Monday, August 1, 2011
The 40th Power
For thirty-nine chapters, the book of Isaiah cries out blistering warnings: cities and civilizations will fall. Jerusalem, Egypt, Moab, Babylon will be defeated. The Nile will dry up. The land will be desolate. God will enact judgement on the idolatrous.
Isaiah sings a sad litany of sin, details the error of those who said they loved God. It builds a tower made of example after example of wrongdoing and then topples it with one wide swipe. God's people bury themselves in the rubble, a pile that dwarfs 9/11 in that it is anchored by sin and condemned by eternal judgement.
Then, I turn the page.
Comfort my people, say your God. Speak consolingly of Jerusalem and proclaim to her that her period of exile has been completed, that her iniquity has been forgiven...A voice calls out in the wilderness--clear the way of God; make a straight path in the desert, a road for our God.--Isaiah 40:1-3
Blossoms rise in the field, voices open in song, and God carries his people on eagles' wings. Suddenly, hope and strength grow where only dust and ashes lay. But they do not come on the strength of men. They come only with the power of God.

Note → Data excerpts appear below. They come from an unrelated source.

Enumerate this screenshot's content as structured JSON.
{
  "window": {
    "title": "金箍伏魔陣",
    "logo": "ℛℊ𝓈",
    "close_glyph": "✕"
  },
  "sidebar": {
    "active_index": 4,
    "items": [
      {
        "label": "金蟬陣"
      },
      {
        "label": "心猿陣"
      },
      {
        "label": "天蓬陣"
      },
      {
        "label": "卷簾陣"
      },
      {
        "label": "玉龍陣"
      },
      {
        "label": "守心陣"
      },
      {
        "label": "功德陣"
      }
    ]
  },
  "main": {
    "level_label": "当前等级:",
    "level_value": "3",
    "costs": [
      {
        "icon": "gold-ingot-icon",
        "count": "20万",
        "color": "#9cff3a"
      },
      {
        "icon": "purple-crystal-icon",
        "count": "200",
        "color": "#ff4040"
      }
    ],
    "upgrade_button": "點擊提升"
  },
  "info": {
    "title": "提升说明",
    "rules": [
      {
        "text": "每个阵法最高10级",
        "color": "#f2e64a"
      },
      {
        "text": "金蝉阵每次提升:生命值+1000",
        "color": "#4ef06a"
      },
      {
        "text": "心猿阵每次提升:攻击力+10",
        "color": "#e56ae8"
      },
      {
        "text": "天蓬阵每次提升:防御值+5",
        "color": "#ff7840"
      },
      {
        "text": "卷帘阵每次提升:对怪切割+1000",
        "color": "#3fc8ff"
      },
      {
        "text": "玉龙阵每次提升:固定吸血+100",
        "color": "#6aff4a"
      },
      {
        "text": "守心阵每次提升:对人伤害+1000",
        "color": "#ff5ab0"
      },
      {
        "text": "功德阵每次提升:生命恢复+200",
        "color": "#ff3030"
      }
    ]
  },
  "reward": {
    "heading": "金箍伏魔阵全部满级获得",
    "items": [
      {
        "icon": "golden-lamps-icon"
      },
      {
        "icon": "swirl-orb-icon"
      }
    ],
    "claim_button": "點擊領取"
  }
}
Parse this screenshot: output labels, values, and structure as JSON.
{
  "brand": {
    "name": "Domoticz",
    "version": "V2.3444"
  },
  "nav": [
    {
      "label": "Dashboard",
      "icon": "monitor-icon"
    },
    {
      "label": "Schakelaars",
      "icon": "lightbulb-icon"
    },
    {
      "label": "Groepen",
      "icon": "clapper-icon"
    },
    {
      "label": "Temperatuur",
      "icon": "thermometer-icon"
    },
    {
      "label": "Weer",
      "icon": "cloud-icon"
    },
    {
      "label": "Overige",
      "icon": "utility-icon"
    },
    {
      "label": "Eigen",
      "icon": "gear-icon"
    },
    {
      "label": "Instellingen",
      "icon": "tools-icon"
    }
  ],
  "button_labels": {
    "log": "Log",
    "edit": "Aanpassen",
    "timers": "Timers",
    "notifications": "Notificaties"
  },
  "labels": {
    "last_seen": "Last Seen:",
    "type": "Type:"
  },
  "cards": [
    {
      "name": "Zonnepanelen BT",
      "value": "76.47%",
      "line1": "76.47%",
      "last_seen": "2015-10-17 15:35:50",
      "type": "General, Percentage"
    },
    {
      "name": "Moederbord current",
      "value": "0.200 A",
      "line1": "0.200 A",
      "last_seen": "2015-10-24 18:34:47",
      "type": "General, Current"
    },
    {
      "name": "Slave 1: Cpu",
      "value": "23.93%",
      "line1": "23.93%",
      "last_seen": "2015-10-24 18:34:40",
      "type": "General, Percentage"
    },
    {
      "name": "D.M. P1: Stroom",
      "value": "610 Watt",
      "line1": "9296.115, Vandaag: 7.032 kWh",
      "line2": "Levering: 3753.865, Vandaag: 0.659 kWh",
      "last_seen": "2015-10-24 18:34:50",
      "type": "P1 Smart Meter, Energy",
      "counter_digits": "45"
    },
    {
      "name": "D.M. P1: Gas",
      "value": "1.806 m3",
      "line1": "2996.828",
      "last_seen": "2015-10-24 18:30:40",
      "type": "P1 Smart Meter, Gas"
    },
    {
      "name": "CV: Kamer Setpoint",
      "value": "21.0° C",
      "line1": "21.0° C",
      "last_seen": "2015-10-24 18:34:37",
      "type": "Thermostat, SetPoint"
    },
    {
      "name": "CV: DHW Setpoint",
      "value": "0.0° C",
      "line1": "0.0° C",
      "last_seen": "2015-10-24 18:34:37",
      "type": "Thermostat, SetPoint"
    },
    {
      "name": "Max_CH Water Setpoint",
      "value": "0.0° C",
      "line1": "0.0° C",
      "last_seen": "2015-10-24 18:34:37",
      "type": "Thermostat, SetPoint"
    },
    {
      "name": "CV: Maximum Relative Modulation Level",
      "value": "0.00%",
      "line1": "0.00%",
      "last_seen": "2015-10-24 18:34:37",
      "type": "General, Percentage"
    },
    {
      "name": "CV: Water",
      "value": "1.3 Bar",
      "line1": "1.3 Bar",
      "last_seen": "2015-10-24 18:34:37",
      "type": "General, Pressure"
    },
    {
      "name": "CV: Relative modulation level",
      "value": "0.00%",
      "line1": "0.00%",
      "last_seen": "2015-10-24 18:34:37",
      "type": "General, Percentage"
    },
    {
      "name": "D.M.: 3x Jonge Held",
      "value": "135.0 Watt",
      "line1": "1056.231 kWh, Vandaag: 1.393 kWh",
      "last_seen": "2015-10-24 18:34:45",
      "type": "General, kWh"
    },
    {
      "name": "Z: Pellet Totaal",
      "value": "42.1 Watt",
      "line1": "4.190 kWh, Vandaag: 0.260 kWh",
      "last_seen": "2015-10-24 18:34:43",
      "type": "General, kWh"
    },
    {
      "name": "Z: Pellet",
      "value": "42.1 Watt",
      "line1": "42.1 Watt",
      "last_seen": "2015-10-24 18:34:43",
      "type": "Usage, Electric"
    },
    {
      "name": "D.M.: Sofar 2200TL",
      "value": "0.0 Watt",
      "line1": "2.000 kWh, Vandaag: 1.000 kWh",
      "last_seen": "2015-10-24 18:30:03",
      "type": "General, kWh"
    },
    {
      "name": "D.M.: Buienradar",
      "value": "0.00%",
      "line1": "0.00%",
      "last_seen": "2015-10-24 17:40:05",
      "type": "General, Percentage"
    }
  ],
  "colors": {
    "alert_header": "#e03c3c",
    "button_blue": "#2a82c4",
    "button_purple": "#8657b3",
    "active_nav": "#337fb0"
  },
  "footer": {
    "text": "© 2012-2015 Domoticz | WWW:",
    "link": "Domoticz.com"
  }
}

Ascend upon a high mountain, O herald of Zion; raise your voice with strength! Raise it, fear not; say to the cities of Judah, "Behold your God!"--Isaiah 40:9
Men, then, remain weak and corrupt. If they finally triumph, it is because God carries them in His mighty arms. If they rise from ashes, He clears their eyes. Beginning with Chapter 40, Isaiah draws a stunning picture of the heights to which God can raise men who look to Him. He shows us our future. He shows us our Savior.
Exponents in math show growth densely multiplied and mathematicians call them powers for a reason. Each successive power builds on its predecessors, zeros upon zeros, until they soar in imagination. Isaiah's prophecy builds in much the same way, and by Chapter 40, he has taken us nearly to heaven. From then on, we see visions and dreams and images of God's beautiful powers that inspire and bring hope to anyone sad and torn. Isaiah, through intense contrast, sings of God's glory in a way that multiplies grace and soothes our spirit.